本文にあるexpmodは途中結果をつねにbaseで割った剰余にし, 大きくなるのを防いでいる. それに対し, 本問のexpmodはbaseのexp乗を長いまま計算し, その後mで割った剰余を求めているので, 途中の多倍長計算の手間が大変になり, 高速素数テストには使えない.

問題 1.26

もともとのexpmodはexpが偶数の時, exp/2乗を一度だけ計算し, squareで自乗しているが, 本問のexpmodはexp/2乗を2回計算して乗算している. 例えばbaseの8乗の計算では, 1にbaseを掛けてbaseの1乗を得, それを自乗して2乗を得, 自乗して4乗を得, 自乗して8乗を得る. 乗算は4回. それに対し, 本問の方法では8乗を得るのに4乗を2度計算してから乗算する. 4乗を得るのに2乗を2度計算してから乗算する. 1乗を得るのにも1 * baseを行なうから, 総計15回の乗算が必要. これはほぼ8*2となり, Θ(n)のプロセスになっている.

問題 1.27
(define (square x) (* x x))

(define (expmod base exp m)
  (cond ((= exp 0) 1)
        ((even? exp)
         (remainder (square (expmod base (/ exp 2) m))
                    m))
        (else
         (remainder (* base (expmod base (- exp 1) m))
                    m))))

(define (carmichael-test n)   ;;returns n-1 for carmichael number n
  (define (ctest a i)
    (cond ((= a n) i)
          ((= (expmod a n n) a) (ctest (+ a 1) (+ i 1)))
          (else (ctest (+ a 1) i))))
  (ctest 1 0))
問題 1.28
(define (square x) (* x x))

(define (expmod base exp m)
 (cond ((= exp 0) 1)
       ((even? exp)
           (let ((temp (remainder (square (expmod base (/ exp 2) m)) m)))
        (if (and (< 1 temp) (< temp m) (= (remainder (square temp) m) 1))
            (display (list base exp temp (remainder (square temp) m)))) temp))
       (else (remainder (* base (expmod base (- exp 1) m)) m))))

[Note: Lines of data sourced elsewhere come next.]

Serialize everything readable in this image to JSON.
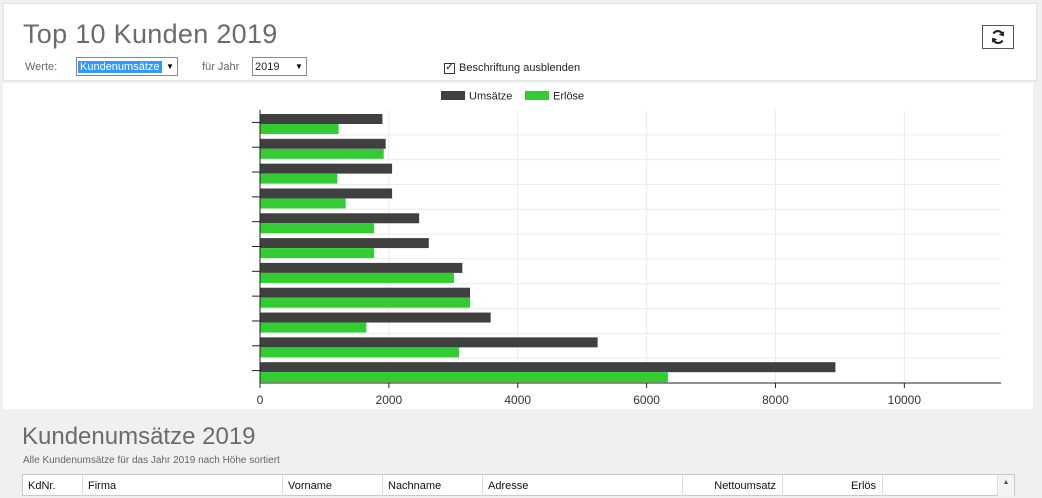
{
  "header": {
    "title": "Top 10 Kunden 2019",
    "werte_label": "Werte:",
    "werte_value": "Kundenumsätze",
    "jahr_label": "für Jahr",
    "jahr_value": "2019",
    "hide_labels_checkbox": "Beschriftung ausblenden",
    "hide_labels_checked": true
  },
  "chart_data": {
    "type": "bar",
    "orientation": "horizontal",
    "legend_position": "top-center",
    "series": [
      {
        "name": "Umsätze",
        "color": "#404040",
        "values": [
          1900,
          1950,
          2050,
          2050,
          2470,
          2620,
          3140,
          3260,
          3580,
          5240,
          8930
        ]
      },
      {
        "name": "Erlöse",
        "color": "#33cc33",
        "values": [
          1220,
          1920,
          1200,
          1330,
          1770,
          1770,
          3010,
          3260,
          1650,
          3090,
          6330
        ]
      }
    ],
    "x_ticks": [
      "0",
      "2000",
      "4000",
      "6000",
      "8000",
      "10000"
    ],
    "xlim": [
      0,
      11500
    ],
    "grid": true
  },
  "section": {
    "title": "Kundenumsätze 2019",
    "description": "Alle Kundenumsätze für das Jahr 2019 nach Höhe sortiert"
  },
  "table": {
    "columns": [
      "KdNr.",
      "Firma",
      "Vorname",
      "Nachname",
      "Adresse",
      "Nettoumsatz",
      "Erlös"
    ]
  },
  "icons": {
    "refresh": "refresh-icon"
  }
}
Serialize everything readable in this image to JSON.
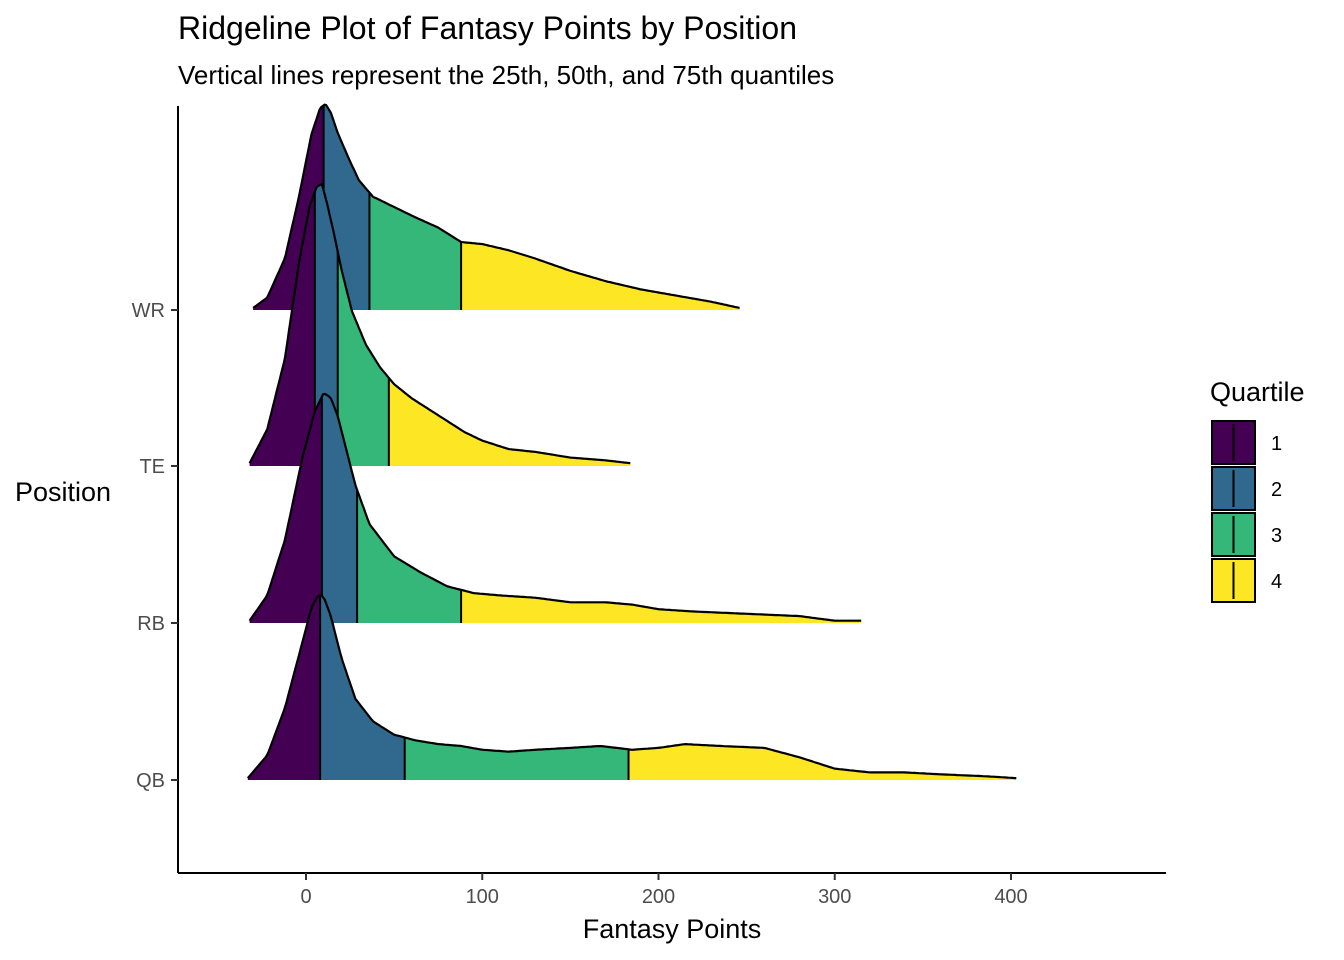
{
  "chart_data": {
    "type": "ridgeline",
    "title": "Ridgeline Plot of Fantasy Points by Position",
    "subtitle": "Vertical lines represent the 25th, 50th, and 75th quantiles",
    "xlabel": "Fantasy Points",
    "ylabel": "Position",
    "xlim": [
      -72,
      488
    ],
    "x_ticks": [
      0,
      100,
      200,
      300,
      400
    ],
    "categories": [
      "QB",
      "RB",
      "TE",
      "WR"
    ],
    "legend": {
      "title": "Quartile",
      "position": "right",
      "entries": [
        {
          "label": "1",
          "color": "#440154"
        },
        {
          "label": "2",
          "color": "#31688E"
        },
        {
          "label": "3",
          "color": "#35B779"
        },
        {
          "label": "4",
          "color": "#FDE725"
        }
      ]
    },
    "grid": false,
    "series": [
      {
        "category": "QB",
        "quantiles": [
          8,
          56,
          183
        ],
        "density_x": [
          -33,
          -22,
          -12,
          -2,
          3,
          7,
          10,
          14,
          20,
          28,
          38,
          50,
          62,
          75,
          88,
          100,
          115,
          130,
          150,
          167,
          185,
          200,
          215,
          235,
          260,
          280,
          300,
          320,
          340,
          360,
          385,
          403
        ],
        "density_y": [
          0.01,
          0.13,
          0.38,
          0.73,
          0.91,
          0.98,
          0.97,
          0.87,
          0.65,
          0.43,
          0.31,
          0.24,
          0.21,
          0.19,
          0.18,
          0.16,
          0.15,
          0.16,
          0.17,
          0.18,
          0.16,
          0.17,
          0.19,
          0.18,
          0.17,
          0.12,
          0.06,
          0.04,
          0.04,
          0.03,
          0.02,
          0.01
        ]
      },
      {
        "category": "RB",
        "quantiles": [
          9,
          29,
          88
        ],
        "density_x": [
          -32,
          -22,
          -12,
          -2,
          5,
          10,
          14,
          18,
          22,
          28,
          36,
          50,
          65,
          80,
          95,
          110,
          130,
          150,
          170,
          185,
          200,
          220,
          250,
          280,
          300,
          315
        ],
        "density_y": [
          0.01,
          0.12,
          0.36,
          0.72,
          0.92,
          1.0,
          0.98,
          0.9,
          0.78,
          0.6,
          0.43,
          0.29,
          0.22,
          0.16,
          0.13,
          0.12,
          0.11,
          0.09,
          0.09,
          0.08,
          0.06,
          0.05,
          0.04,
          0.03,
          0.01,
          0.01
        ]
      },
      {
        "category": "TE",
        "quantiles": [
          5,
          18,
          47
        ],
        "density_x": [
          -32,
          -22,
          -12,
          -4,
          2,
          6,
          9,
          12,
          16,
          20,
          26,
          34,
          42,
          50,
          60,
          70,
          80,
          90,
          100,
          115,
          130,
          150,
          170,
          184
        ],
        "density_y": [
          0.01,
          0.13,
          0.38,
          0.72,
          0.92,
          0.99,
          1.0,
          0.93,
          0.82,
          0.7,
          0.55,
          0.43,
          0.35,
          0.29,
          0.24,
          0.2,
          0.16,
          0.12,
          0.09,
          0.06,
          0.05,
          0.03,
          0.02,
          0.01
        ]
      },
      {
        "category": "WR",
        "quantiles": [
          10,
          36,
          88
        ],
        "density_x": [
          -30,
          -22,
          -12,
          -4,
          3,
          8,
          11,
          14,
          18,
          24,
          30,
          38,
          50,
          62,
          75,
          88,
          100,
          115,
          130,
          150,
          170,
          190,
          210,
          230,
          246
        ],
        "density_y": [
          0.01,
          0.06,
          0.25,
          0.55,
          0.85,
          0.98,
          1.0,
          0.96,
          0.86,
          0.74,
          0.63,
          0.55,
          0.5,
          0.45,
          0.4,
          0.33,
          0.32,
          0.29,
          0.25,
          0.19,
          0.14,
          0.1,
          0.07,
          0.04,
          0.01
        ]
      }
    ]
  }
}
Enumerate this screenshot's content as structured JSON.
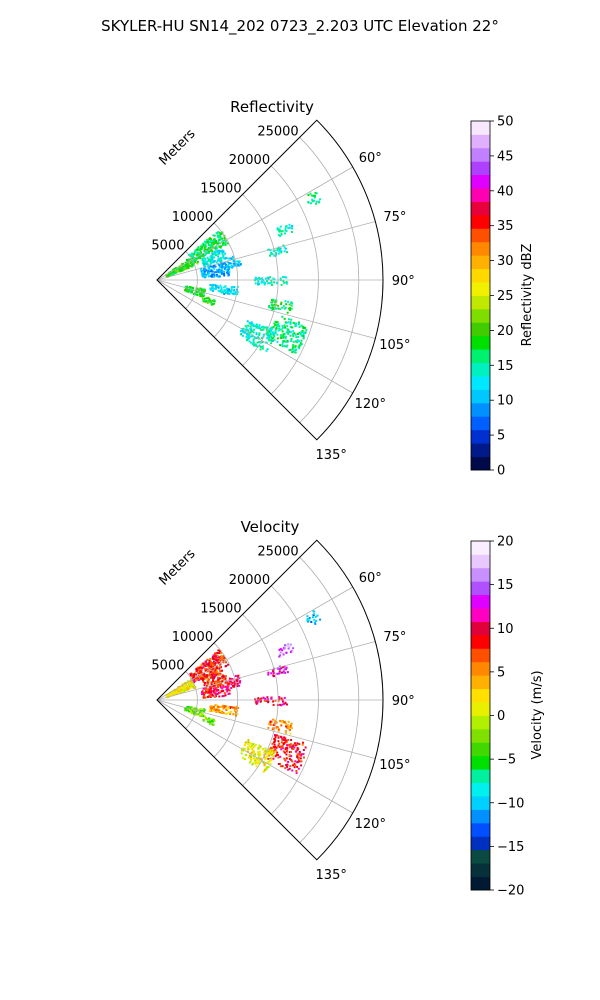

(define (miller-rabin-test n)
  (define (tt a i)
    (cond ((= a n) i)
          ((> (expmod a (- n 1) n) 1)(display a) (tt (+ a 1) (+ i 1)))
          (else (tt (+ a 1) i))))
  (tt 1 0))

(define test '())
(do ((i 2 (+ i 1))) ((= i 100))
(if (= (miller-rabin-test i) 0) (set! test (cons i test))))
test ==>

(97 89 83 79 73 71 67 61 59 53 47 43 41 37 31 29 23 19 17 13 11 7 5 3 2)

(miller-rabin-test 561) ==> 240

(miller-rabin-test 1105) ==> 336

一方

(define (fermat-test n)
  (define (try-it a)
    (= (expmod a n n) a))
  (try-it (+ 1 (random (- n 1)))))

(define (fast-prime? n times)
  (cond ((= times 0) #t)
        ((fermat-test n) (fast-prime? n (- times 1)))
        (else '())))

 (fast-prime? 561 10)
==> #t

 (fast-prime? 1105 10)
==> #t